A psiquiatria moderna, invadindo o terreno da filosofia…

A psiquiatria moderna, invadindo o terreno da filosofia, já é uma espécie de doutrina em que eminentíssimos Simões Bacamartes vão a passos largos em direção ao fim que teve o original. Há um modelo de normalidade, e este modelo é o do bobo alegre. Quem nele não se enquadre está indiscutivelmente doente e deve procurar ajuda profissional. Há juízos sobre a vida, sobre o meio, sobre os outros, há condutas deliberadas que só brotam numa mente não saudável. Todas elas, é claro, devem ser tratadas. Um Sêneca, um Schopenhauer, fatalmente sofre de um transtorno. Assim como todos os santos, todos os monges, eremitas de qualquer espécie, poetas, sonhadores, aventureiros e muitos outros. Um Fernando Pessoa, então, é um louco varrido, um doido de amarrar em pé de mesa. E para todos estes, a iluminadíssima psiquiatria moderna já atribuiu uma doença mental.
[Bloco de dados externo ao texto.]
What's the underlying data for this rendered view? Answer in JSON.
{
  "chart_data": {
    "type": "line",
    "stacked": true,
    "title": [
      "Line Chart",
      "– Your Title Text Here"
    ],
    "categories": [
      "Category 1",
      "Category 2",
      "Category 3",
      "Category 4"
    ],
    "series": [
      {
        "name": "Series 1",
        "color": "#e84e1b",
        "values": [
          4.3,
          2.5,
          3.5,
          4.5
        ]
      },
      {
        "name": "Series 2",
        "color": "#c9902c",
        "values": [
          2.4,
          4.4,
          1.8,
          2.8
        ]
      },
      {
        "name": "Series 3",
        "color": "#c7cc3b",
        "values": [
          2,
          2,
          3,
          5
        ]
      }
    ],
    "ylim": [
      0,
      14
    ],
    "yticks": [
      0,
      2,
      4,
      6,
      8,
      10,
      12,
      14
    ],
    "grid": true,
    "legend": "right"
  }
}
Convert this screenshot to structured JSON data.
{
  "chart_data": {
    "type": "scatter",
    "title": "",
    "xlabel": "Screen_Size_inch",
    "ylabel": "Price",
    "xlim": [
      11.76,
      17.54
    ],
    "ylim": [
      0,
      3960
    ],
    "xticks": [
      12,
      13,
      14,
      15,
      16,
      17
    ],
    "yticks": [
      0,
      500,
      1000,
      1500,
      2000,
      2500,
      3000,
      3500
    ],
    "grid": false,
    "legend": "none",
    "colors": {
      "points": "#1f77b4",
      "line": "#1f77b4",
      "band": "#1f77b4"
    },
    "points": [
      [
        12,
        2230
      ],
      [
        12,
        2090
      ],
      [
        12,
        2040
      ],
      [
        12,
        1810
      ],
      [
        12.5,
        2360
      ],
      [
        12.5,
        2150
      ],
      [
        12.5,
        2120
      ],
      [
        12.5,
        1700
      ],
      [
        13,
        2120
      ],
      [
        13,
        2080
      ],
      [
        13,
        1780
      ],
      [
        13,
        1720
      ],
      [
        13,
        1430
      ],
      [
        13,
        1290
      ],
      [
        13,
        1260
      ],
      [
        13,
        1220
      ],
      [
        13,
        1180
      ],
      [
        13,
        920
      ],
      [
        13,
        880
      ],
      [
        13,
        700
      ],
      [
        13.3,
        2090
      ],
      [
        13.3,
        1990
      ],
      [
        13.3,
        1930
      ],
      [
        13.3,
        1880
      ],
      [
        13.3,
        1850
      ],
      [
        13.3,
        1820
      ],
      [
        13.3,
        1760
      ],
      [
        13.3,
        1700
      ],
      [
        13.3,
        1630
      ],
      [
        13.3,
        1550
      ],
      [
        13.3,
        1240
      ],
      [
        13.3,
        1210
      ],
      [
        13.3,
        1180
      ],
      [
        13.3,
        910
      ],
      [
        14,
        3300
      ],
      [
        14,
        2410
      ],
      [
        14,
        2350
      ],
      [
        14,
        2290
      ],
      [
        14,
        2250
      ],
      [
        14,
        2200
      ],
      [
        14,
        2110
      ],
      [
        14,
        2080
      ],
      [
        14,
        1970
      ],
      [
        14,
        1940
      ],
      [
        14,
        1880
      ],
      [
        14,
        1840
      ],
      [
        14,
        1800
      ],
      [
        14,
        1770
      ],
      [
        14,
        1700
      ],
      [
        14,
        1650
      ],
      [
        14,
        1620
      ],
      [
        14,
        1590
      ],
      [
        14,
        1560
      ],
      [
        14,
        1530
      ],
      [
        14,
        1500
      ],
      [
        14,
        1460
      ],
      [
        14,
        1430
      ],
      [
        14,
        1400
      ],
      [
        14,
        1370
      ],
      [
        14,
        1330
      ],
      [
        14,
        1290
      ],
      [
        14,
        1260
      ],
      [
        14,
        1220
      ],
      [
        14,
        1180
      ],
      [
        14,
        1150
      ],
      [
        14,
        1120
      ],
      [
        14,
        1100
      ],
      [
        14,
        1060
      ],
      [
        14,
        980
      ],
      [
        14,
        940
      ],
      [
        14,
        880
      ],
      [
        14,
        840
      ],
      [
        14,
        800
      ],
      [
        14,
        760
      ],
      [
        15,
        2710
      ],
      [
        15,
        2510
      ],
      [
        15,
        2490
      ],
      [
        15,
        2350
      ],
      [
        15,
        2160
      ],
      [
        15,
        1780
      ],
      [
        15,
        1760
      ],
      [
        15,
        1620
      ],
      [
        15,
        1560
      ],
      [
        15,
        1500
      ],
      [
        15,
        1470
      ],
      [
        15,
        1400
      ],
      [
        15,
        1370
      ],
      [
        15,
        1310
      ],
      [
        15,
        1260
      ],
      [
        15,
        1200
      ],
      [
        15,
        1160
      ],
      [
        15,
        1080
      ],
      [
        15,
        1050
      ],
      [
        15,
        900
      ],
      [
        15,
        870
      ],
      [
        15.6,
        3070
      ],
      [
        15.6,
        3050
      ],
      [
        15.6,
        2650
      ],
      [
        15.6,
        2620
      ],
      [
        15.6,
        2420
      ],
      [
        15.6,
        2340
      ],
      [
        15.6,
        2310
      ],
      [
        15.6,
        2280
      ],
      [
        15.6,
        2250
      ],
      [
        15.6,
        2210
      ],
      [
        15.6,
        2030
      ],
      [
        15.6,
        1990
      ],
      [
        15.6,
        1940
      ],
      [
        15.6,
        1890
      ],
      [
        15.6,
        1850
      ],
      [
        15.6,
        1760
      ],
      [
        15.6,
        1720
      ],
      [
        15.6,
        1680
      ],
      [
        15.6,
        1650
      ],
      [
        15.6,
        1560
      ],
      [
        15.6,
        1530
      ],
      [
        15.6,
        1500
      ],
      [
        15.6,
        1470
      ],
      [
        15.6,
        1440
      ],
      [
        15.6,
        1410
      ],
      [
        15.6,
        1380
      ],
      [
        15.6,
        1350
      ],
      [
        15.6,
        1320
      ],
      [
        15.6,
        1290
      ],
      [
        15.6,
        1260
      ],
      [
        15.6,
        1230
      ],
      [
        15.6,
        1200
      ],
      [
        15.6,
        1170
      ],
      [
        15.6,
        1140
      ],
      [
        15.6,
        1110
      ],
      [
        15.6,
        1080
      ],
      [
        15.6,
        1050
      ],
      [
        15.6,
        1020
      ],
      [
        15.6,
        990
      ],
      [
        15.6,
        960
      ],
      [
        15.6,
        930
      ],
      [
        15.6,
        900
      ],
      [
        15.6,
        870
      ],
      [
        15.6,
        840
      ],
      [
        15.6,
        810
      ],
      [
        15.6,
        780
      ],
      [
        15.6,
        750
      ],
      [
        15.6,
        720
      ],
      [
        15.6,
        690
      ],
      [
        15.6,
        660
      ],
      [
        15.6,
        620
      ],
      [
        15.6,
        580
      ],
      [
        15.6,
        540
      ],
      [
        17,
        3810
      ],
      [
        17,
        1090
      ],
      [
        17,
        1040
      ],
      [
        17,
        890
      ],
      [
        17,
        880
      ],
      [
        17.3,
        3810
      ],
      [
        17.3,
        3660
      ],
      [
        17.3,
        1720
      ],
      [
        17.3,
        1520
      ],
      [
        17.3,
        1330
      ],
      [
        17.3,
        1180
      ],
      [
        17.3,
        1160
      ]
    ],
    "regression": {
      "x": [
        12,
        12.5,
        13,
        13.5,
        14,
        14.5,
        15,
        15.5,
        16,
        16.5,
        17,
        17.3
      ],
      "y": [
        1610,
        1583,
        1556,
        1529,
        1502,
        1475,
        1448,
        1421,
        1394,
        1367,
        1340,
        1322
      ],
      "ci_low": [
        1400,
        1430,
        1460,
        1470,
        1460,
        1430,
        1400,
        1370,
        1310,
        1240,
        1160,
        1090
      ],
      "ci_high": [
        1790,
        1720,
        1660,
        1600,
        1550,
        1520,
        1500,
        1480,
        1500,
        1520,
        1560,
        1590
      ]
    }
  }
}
Tudo isso seria engraçado, se não estivéssemos numa época onde as liberdades são gradativamente sufocadas e os indivíduos, cada vez mais, são forçados a seguir uma cartilha comportamental. Não falta muito para que o Estado, calcado na Ciência, proponha-se a corrigir os transtornados, justificando-se pelo Marketing. E então internados os mentalmente enfermos, os nocivos para o bem comum. É possível imaginar perfeitamente o Ministério da Saúde que Orwell não criou operado pelos poderosíssimos sociopatas hodiernos cuja tara por controle extrapola todos os limites já registrados pela história. Que catástrofe!

A minha doença

É claro que, hora ou outra, eu acabaria encontrando a minha própria doença em livros de psicologia. Isso eu mesmo já havia previsto. Mas não foi sem surpresa que deparei-me com ela, precisa e incontestável, como a sorrir-me entusiasmada do primeiro contato formal. Analiso-lhe os sintomas e concluo: estou doente ou, antes, sou doente. O sagaz psiquiatra convence-me: padeço de uma enfermidade rara, preciso de ajuda, devo vencer-me a resistência, assumi-la e correr a um consultório. Se tiver humildade, se esforçar-me com sinceridade, posso ser convertido em um ser humano normal. Que coisa… Identifiquei-me de tal forma com a doença que forneceria, de bom grado, uma foto sorridente de mim mesmo para enriquecer com uma ilustração a enciclopédia de transtornos mentais. Mas como é feio o nome da minha doença! como é repugnante! Admito que sofro, que estou muito, muito triste, mas por que esse insulto nominal? Certamente, porque o termo de péssimo gosto ou o péssimo gosto do termo define com exatidão um animal de minha espécie ao especialista.

Embora seja útil a tentativa de atribuir sentido…

Embora seja útil a tentativa de atribuir sentido às manifestações mentais inconscientes, é preciso que se estabeleça uma escala de importância para aquilo que se vai descobrindo; do contrário, a mente atira o analista em terrível confusão. É simples erro achar que a mente não revela senão aquilo que ocupa o posto de maior relevância momentânea ou atemporal, que tudo quanto evoca possui um profundo e importantíssimo sentido: para constatá-lo, basta um pouco de atenção e bom senso. Se às vezes evoca imagens de significado indiscutível, noutras parece tão somente brincar. Pois que brinque…

A criação de amigos imaginários

Como sabiamente recomendou Fernando Pessoa, a criação de amigos imaginários, o exercício de conversações mentais que jamais seriam efetivadas em vida, a realização do impossível pela mente, tudo isso, para além dos benefícios provenientes das novidades infinitas, acarreta contribuições inestimáveis para a organização do raciocínio. É uma prática que testa limites, expõe contrapontos, alastra horizontes, além de suprir a carência oriunda da limitação da experiência. A mente sai fortalecida porque exercitou-se e conheceu mais, o pensamento toma contornos mais sólidos, e o hábito, com o tempo, converte-se numa salutar, prazerosa e insubstituível necessidade psíquica e existencial.